People like to predict that Ben Affleck will fail as the Batfleck. But what this blog post presupposes is, maybe he won’t?
The fact is, Ben Affleck is a good actor who is actually positioned better than any of his predecessors in terms of his ability to play Batman. Here are some of the reasons why.
It’s easy to forget that Ben Affleck was in comic book movies when no one cared about comic books. He starred in several Kevin Smith films during the ’90s and ’00s in which the characters were either readers or writers of comics.
This includes Affleck as Holden McNeil, a New Jersey comic book writer in Chasing Amy. It’s not a great movie, but it’s a good reference point if you want to see that Affleck knows a thing or two about the comic book world. He also plays the villain in Mallrats, another comic-centric movie by Kevin Smith.
Jay and Silent Bob Strike Back
He reprises his Chasing Amy role in Jay and Silent Bob Strike Back, but, more importantly, he portrays himself on the set of Good Will Hunting 2: Hunting Season. This is where we see how Affleck might portray Batman and Bruce Wayne in a way that no other actor has been able to quite nail: he has a sense of humor about himself.

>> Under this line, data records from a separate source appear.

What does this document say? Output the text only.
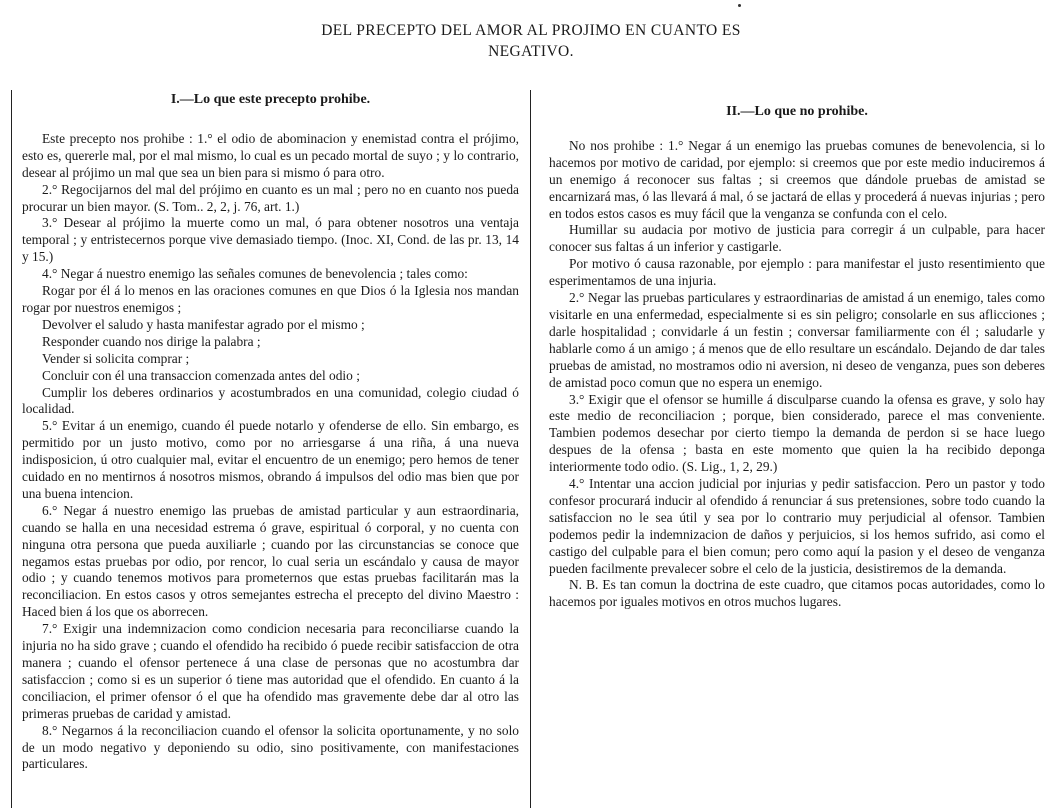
DEL PRECEPTO DEL AMOR AL PROJIMO EN CUANTO ES
NEGATIVO.

I.—Lo que este precepto prohibe.

Este precepto nos prohibe : 1.° el odio de abominacion y enemistad contra el prójimo, esto es, quererle mal, por el mal mismo, lo cual es un pecado mortal de suyo ; y lo contrario, desear al prójimo un mal que sea un bien para si mismo ó para otro.

2.° Regocijarnos del mal del prójimo en cuanto es un mal ; pero no en cuanto nos pueda procurar un bien mayor. (S. Tom.. 2, 2, j. 76, art. 1.)

3.° Desear al prójimo la muerte como un mal, ó para obtener nosotros una ventaja temporal ; y entristecernos porque vive demasiado tiempo. (Inoc. XI, Cond. de las pr. 13, 14 y 15.)

4.° Negar á nuestro enemigo las señales comunes de benevolencia ; tales como:

Rogar por él á lo menos en las oraciones comunes en que Dios ó la Iglesia nos mandan rogar por nuestros enemigos ;

Devolver el saludo y hasta manifestar agrado por el mismo ;

Responder cuando nos dirige la palabra ;

Vender si solicita comprar ;

Concluir con él una transaccion comenzada antes del odio ;

Cumplir los deberes ordinarios y acostumbrados en una comunidad, colegio ciudad ó localidad.

5.° Evitar á un enemigo, cuando él puede notarlo y ofenderse de ello. Sin embargo, es permitido por un justo motivo, como por no arriesgarse á una riña, á una nueva indisposicion, ú otro cualquier mal, evitar el encuentro de un enemigo; pero hemos de tener cuidado en no mentirnos á nosotros mismos, obrando á impulsos del odio mas bien que por una buena intencion.

6.° Negar á nuestro enemigo las pruebas de amistad particular y aun estraordinaria, cuando se halla en una necesidad estrema ó grave, espiritual ó corporal, y no cuenta con ninguna otra persona que pueda auxiliarle ; cuando por las circunstancias se conoce que negamos estas pruebas por odio, por rencor, lo cual seria un escándalo y causa de mayor odio ; y cuando tenemos motivos para prometernos que estas pruebas facilitarán mas la reconciliacion. En estos casos y otros semejantes estrecha el precepto del divino Maestro : Haced bien á los que os aborrecen.

7.° Exigir una indemnizacion como condicion necesaria para reconciliarse cuando la injuria no ha sido grave ; cuando el ofendido ha recibido ó puede recibir satisfaccion de otra manera ; cuando el ofensor pertenece á una clase de personas que no acostumbra dar satisfaccion ; como si es un superior ó tiene mas autoridad que el ofendido. En cuanto á la conciliacion, el primer ofensor ó el que ha ofendido mas gravemente debe dar al otro las primeras pruebas de caridad y amistad.

8.° Negarnos á la reconciliacion cuando el ofensor la solicita oportunamente, y no solo de un modo negativo y deponiendo su odio, sino positivamente, con manifestaciones particulares.

II.—Lo que no prohibe.

No nos prohibe : 1.° Negar á un enemigo las pruebas comunes de benevolencia, si lo hacemos por motivo de caridad, por ejemplo: si creemos que por este medio induciremos á un enemigo á reconocer sus faltas ; si creemos que dándole pruebas de amistad se encarnizará mas, ó las llevará á mal, ó se jactará de ellas y procederá á nuevas injurias ; pero en todos estos casos es muy fácil que la venganza se confunda con el celo.

Humillar su audacia por motivo de justicia para corregir á un culpable, para hacer conocer sus faltas á un inferior y castigarle.

Por motivo ó causa razonable, por ejemplo : para manifestar el justo resentimiento que esperimentamos de una injuria.

2.° Negar las pruebas particulares y estraordinarias de amistad á un enemigo, tales como visitarle en una enfermedad, especialmente si es sin peligro; consolarle en sus aflicciones ; darle hospitalidad ; convidarle á un festin ; conversar familiarmente con él ; saludarle y hablarle como á un amigo ; á menos que de ello resultare un escándalo. Dejando de dar tales pruebas de amistad, no mostramos odio ni aversion, ni deseo de venganza, pues son deberes de amistad poco comun que no espera un enemigo.

3.° Exigir que el ofensor se humille á disculparse cuando la ofensa es grave, y solo hay este medio de reconciliacion ; porque, bien considerado, parece el mas conveniente. Tambien podemos desechar por cierto tiempo la demanda de perdon si se hace luego despues de la ofensa ; basta en este momento que quien la ha recibido deponga interiormente todo odio. (S. Lig., 1, 2, 29.)

4.° Intentar una accion judicial por injurias y pedir satisfaccion. Pero un pastor y todo confesor procurará inducir al ofendido á renunciar á sus pretensiones, sobre todo cuando la satisfaccion no le sea útil y sea por lo contrario muy perjudicial al ofensor. Tambien podemos pedir la indemnizacion de daños y perjuicios, si los hemos sufrido, asi como el castigo del culpable para el bien comun; pero como aquí la pasion y el deseo de venganza pueden facilmente prevalecer sobre el celo de la justicia, desistiremos de la demanda.

N. B. Es tan comun la doctrina de este cuadro, que citamos pocas autoridades, como lo hacemos por iguales motivos en otros muchos lugares.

I’m not saying this movie is good. Actually, the exact thing I’m saying is that it’s not good.
In 2002, Affleck was part of one of the worst comic book bombs of all time: Daredevil. But this is the exact reason that we can be optimistic about Affleck as Batman. He isn’t going to make that level of mistake again. He’s learned… or at least I’m assuming he has.
Affleck wasn’t just in the worst comic book movie of 2002. He was in one of the worst movies of all time in 2003. This was during a stretch during which, if Affleck was in a movie, you were better off avoiding it. I’m referring to not just the two aforementioned films but also The Sum of All Fears, Jersey Girl, Paycheck, Reindeer Games, Surviving Christmas, etc. If Ben Affleck was in a movie between 2000 and 2004, chances are that it was a movie you did not want to see.
This won’t happen again. It can’t. Take a look at the films he’s made recently: David Fincher’s Gone Girl, the surprisingly-good and cliche-avoiding He’s Just Not That Into You, and the three suberb films he’s directed: The Town, Gone Baby Gone, and Argo. He’s obviously learned his lessons.
Let’s talk more about The Town, because we’re talking about Affleck’s ability to play a complicated, outside-the-law, tragic-childhood figure. His character in The Town is probably the closest thing he’s ever played to Bruce Wayne, with one key difference: he lacks Wayne’s privilege, finding himself trapped in a life of crime.
There’s one scene in The Town in particular that strikes me as the kind of moment that can be channeled into a Batmanic performance: Affleck comes home and says:
I need your help. I can’t tell you what it is, you can never ask me about it later, and we’re gonna hurt some people.
He’s out for justice in an unfair world. But his character (unlike those around him) believes in a line and does not cross it, trying to hold himself to ethical actions while also being a guy who robs banks.
It’s also one of the films in which Affleck plays a teetotalling character, which is a trait that Bruce Wayne often has as well.
There was one movie during the early ’00s that Affleck made and that was good. In Changing Lanes, he squares off against Sam Jackson in an escalating violent spiral of revenge and a twisted vision of justice. It’s a good film and a great performance, and its plot resembles the upcoming Batman v. Superman film: two men trapped in a fight against one another, when they should be allies and not enemies.
He’s an old Batman
The other thing I like about this new movie is that it is definitively NOT an origin story. I like that we are stepping into a world where Batman and Gotham are fully-formed. Some of the best Batman stories are about a mature, aged Batman trying to continue fighting his hard fight, and it’s something we’ve only seen on screen in The Dark Knight Rises.
I’m optimistic about this film. I’m glad that we are getting a new Batman story, I’m glad we are seeing Superman and Batman in the same movie, and I’m glad that it looks like some serious work is going into this being a quality film.
I’m also glad that this doesn’t star either Christian Bale or Joseph Gordon-Levitt as the Batman. The Dark Knight trilogy was excellent, and it’s important that this reboot is entirely independent of that universe.
We have a legacy of Batmen for Affleck and the rest of this team to build on, while also having a fresh start. They don’t just have Affleck’s career to learn from, but the Batfilms of the last several decades, both good and bad.
And finally, if none of these reasons are good enough…
He has Jeremy Irons as his Alfred. And Jeremy Irons is the man.